From The Daily Mail:

But now an American 'armchair astronaut' claims to have discovered a mysterious structure on the surface of the red planet - by looking on Google earth. David Martines, whose YouTube video of the 'station' has racked up over 200,000 hits so far, claims to have randomly uncovered the picture while scanning the surface of the planet one day. Describing the 'structure' as a living quarters with red and blue stripes on it, to the untrained eye it looks nothing more than a white splodge on an otherwise unblemished red landscape.

Is this evidence of a inhabitable space-station on Mars?

  • 1
    possible duplicate of Could the USA have a secret colony on mars? Commented Sep 24, 2013 at 10:32
  • 1
    If you were trying to hide a colony on Mars would you paint the roof of it red, white and blue?
    – Ladadadada
    Commented Sep 24, 2013 at 11:22
  • Given the amount of crap on not just youtube but google earth, you can "prove" just about anything using the combination. Looking at the pictures, there's nothing to see there, certainly no red and blue stripes. And of course "the untrained eye" means "anyone who's not a conspiracy theorist".
    – jwenting
    Commented Sep 24, 2013 at 12:10
  • I don't see how this is a duplicate as the other link appears to be of a completely different claim.
    – rjzii
    Commented Sep 24, 2013 at 12:29
  • 1
    @rob check the edit and timestamps Commented Sep 24, 2013 at 13:12

2 Answers 2


Since this claim has been around for a couple of years now, there are several people who have provided competing theories for what this image shows.

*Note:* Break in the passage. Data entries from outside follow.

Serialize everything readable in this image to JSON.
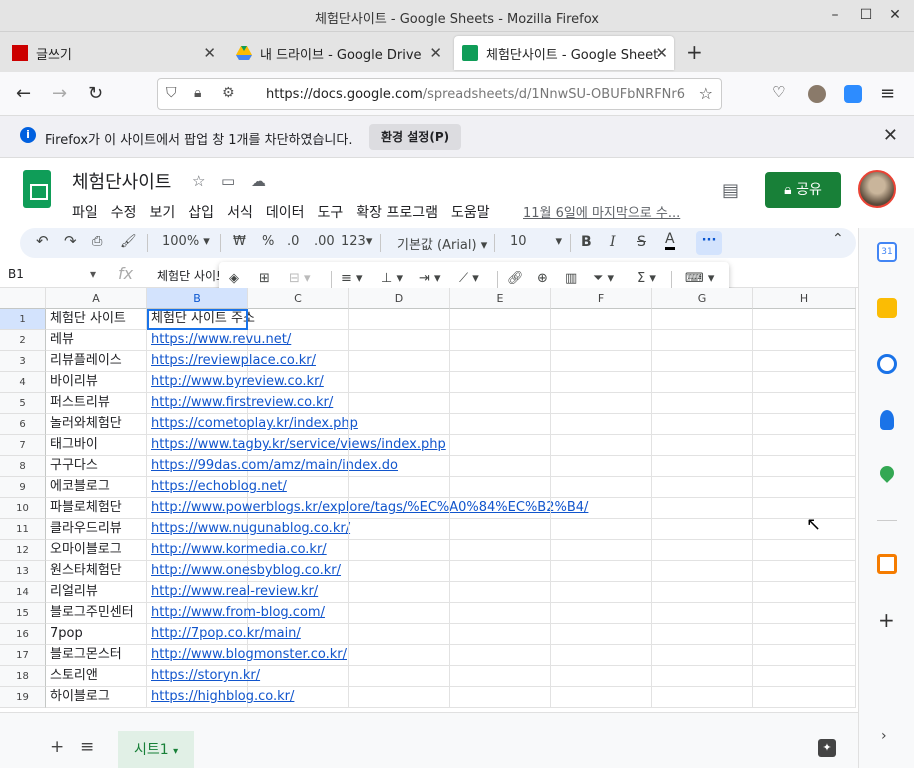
{
  "window": {
    "title": "체험단사이트 - Google Sheets - Mozilla Firefox"
  },
  "tabs": [
    {
      "label": "글쓰기"
    },
    {
      "label": "내 드라이브 - Google Drive"
    },
    {
      "label": "체험단사이트 - Google Sheets"
    }
  ],
  "nav": {
    "url_host": "https://docs.google.com",
    "url_path": "/spreadsheets/d/1NnwSU-OBUFbNRFNr6"
  },
  "notification": {
    "message": "Firefox가 이 사이트에서 팝업 창 1개를 차단하였습니다.",
    "pref_button": "환경 설정(P)"
  },
  "doc": {
    "title": "체험단사이트",
    "last_edit": "11월 6일에 마지막으로 수...",
    "share": "공유"
  },
  "menu": [
    "파일",
    "수정",
    "보기",
    "삽입",
    "서식",
    "데이터",
    "도구",
    "확장 프로그램",
    "도움말"
  ],
  "toolbar": {
    "zoom": "100%",
    "currency": "₩",
    "percent": "%",
    "dec_decrease": ".0",
    "dec_increase": ".00",
    "number_format": "123",
    "font": "기본값 (Arial)",
    "font_size": "10",
    "bold": "B",
    "italic": "I",
    "strike": "S",
    "text_color": "A",
    "more": "···"
  },
  "formula_bar": {
    "cell_ref": "B1",
    "fx": "fx",
    "value": "체험단 사이트 주소"
  },
  "grid": {
    "columns": [
      "A",
      "B",
      "C",
      "D",
      "E",
      "F",
      "G",
      "H"
    ],
    "rows": [
      {
        "n": "1",
        "a": "체험단 사이트",
        "b": "체험단 사이트 주소",
        "b_link": false
      },
      {
        "n": "2",
        "a": "레뷰",
        "b": "https://www.revu.net/",
        "b_link": true
      },
      {
        "n": "3",
        "a": "리뷰플레이스",
        "b": "https://reviewplace.co.kr/",
        "b_link": true
      },
      {
        "n": "4",
        "a": "바이리뷰",
        "b": "http://www.byreview.co.kr/",
        "b_link": true
      },
      {
        "n": "5",
        "a": "퍼스트리뷰",
        "b": "http://www.firstreview.co.kr/",
        "b_link": true
      },
      {
        "n": "6",
        "a": "놀러와체험단",
        "b": "https://cometoplay.kr/index.php",
        "b_link": true
      },
      {
        "n": "7",
        "a": "태그바이",
        "b": "https://www.tagby.kr/service/views/index.php",
        "b_link": true
      },
      {
        "n": "8",
        "a": "구구다스",
        "b": "https://99das.com/amz/main/index.do",
        "b_link": true
      },
      {
        "n": "9",
        "a": "에코블로그",
        "b": "https://echoblog.net/",
        "b_link": true
      },
      {
        "n": "10",
        "a": "파블로체험단",
        "b": "http://www.powerblogs.kr/explore/tags/%EC%A0%84%EC%B2%B4/",
        "b_link": true
      },
      {
        "n": "11",
        "a": "클라우드리뷰",
        "b": "https://www.nugunablog.co.kr/",
        "b_link": true
      },
      {
        "n": "12",
        "a": "오마이블로그",
        "b": "http://www.kormedia.co.kr/",
        "b_link": true
      },
      {
        "n": "13",
        "a": "원스타체험단",
        "b": "http://www.onesbyblog.co.kr/",
        "b_link": true
      },
      {
        "n": "14",
        "a": "리얼리뷰",
        "b": "http://www.real-review.kr/",
        "b_link": true
      },
      {
        "n": "15",
        "a": "블로그주민센터",
        "b": "http://www.from-blog.com/",
        "b_link": true
      },
      {
        "n": "16",
        "a": "7pop",
        "b": "http://7pop.co.kr/main/",
        "b_link": true
      },
      {
        "n": "17",
        "a": "블로그몬스터",
        "b": "http://www.blogmonster.co.kr/",
        "b_link": true
      },
      {
        "n": "18",
        "a": "스토리앤",
        "b": "https://storyn.kr/",
        "b_link": true
      },
      {
        "n": "19",
        "a": "하이블로그",
        "b": "https://highblog.co.kr/",
        "b_link": true
      }
    ]
  },
  "sheetbar": {
    "add": "+",
    "list": "≡",
    "sheet_name": "시트1"
  },
  "colors": {
    "sheets_green": "#0f9d58",
    "share_green": "#188038",
    "link_blue": "#1155cc",
    "selection_blue": "#1a73e8"
  }
}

This one includes the original image straight from the ESA rather than the one that was post-processed, colourised, rotated, recompressed and wrapped around a sphere in Google Earth.

Original shots of Mars showing capture errors.

This photo shows quite clearly that it is not a colony or a building of any sort and is the result of individual pixels being set to white. I don't know of a plausible explanation in which buildings on Mars could produce this image.

The page also provides a possible explanation for the white pixels (a data transmission glitch) and replicates the process on an aerial image of an area near the Grand Canyon by manually adding white pixels and post-processing the image the way it would be before appearing in Google Earth.

The end result looks like this:

Grand Canyon with Mars colony

Quite similar to the alleged Bio Station Alpha image.

Later still he shows another photo of the same area without any data glitch or buildings.

Bio Station Alpha area with no buildings evident.

Another article on Fox News debunking an earlier article on the same site contains this explanation:

"It looks like a linear streak artifact produced by a cosmic ray," said Alfred McEwen, a planetary geologist at the Lunar and Planetary Lab at the University of Arizona and the director of the Planetary Imaging Research Laboratory. McEwen is the principal investigator of the High Resolution Imaging Science Experiment (HiRISE), a powerful telescope currently orbiting Mars.

Cosmic rays are extremely energetic particles emitted by the sun and other stars. For the most part, the Earth's protective magnetosphere blocks them from hitting the planet's surface, McEwen explained.

"But with space images that are taken outside our magnetosphere, such as those taken by orbiting telescopes, it's very common to see these cosmic ray hits. You see them on optical images and a lot of the infrared images too," he told Life's Little Mysteries.

As a cosmic ray passes through a camera's image sensor, it deposits a large amount of its electric charge in the pixels that it penetrates. If the particle passes through at a shallow angle to the plane of the camera, it affects several pixels along its path. The result is a bright streak on the image.

The digital compression software that converts the image into a JPEG file then "sort of smears out the image, giving it that pixelated look," McEwen said. What started as a clear streak in high-resolution turns into a streak that, in the armchair astronaut's words, looks like it is "made up of cylinders."

No matter which of the data transmission glitch or the linear streak artifact theories are correct, it is not a Mars colony.


No. (Well, it is evidence. Photos and testimony as to their interpretation are evidence by definition, but I will argue that in this case, it is not strong evidence.)

This is the photo he claims that shows a 700 foot long living structure or power station.

enter image description here

The photo contains approximately 20 bright white pixels that have been blurred or degraded by compression artifacts. In my opinion, these 20 degraded pixels are not strong enough evidence to support the conclusion that there is a space station on Mars, given the answers at Could the USA have a secret colony on Mars?

He admits these photos are not evidence of anything living there: "I'm just assuming that something lives in it or has lived in it." (Fox News)

Richard Hoagland examined the original ESA data for this region (http://www.youtube.com/watch?v=kbmhGOqgcyQ&t=39s):

I went and found the original data. I compared the images from ESA — from the Mars Express spacecraft — with the Google Mars object in the same exact location and it appeared to be on the ESA data just a digital data dropout. Just a series of little white pixels separated by black pixels in between looking like a one-pixel picket fence.

(He goes on to claim that the extra detail seen in the Google Mars images was an intentional hoax to set up a strawman, but that's not relevant to the question here.)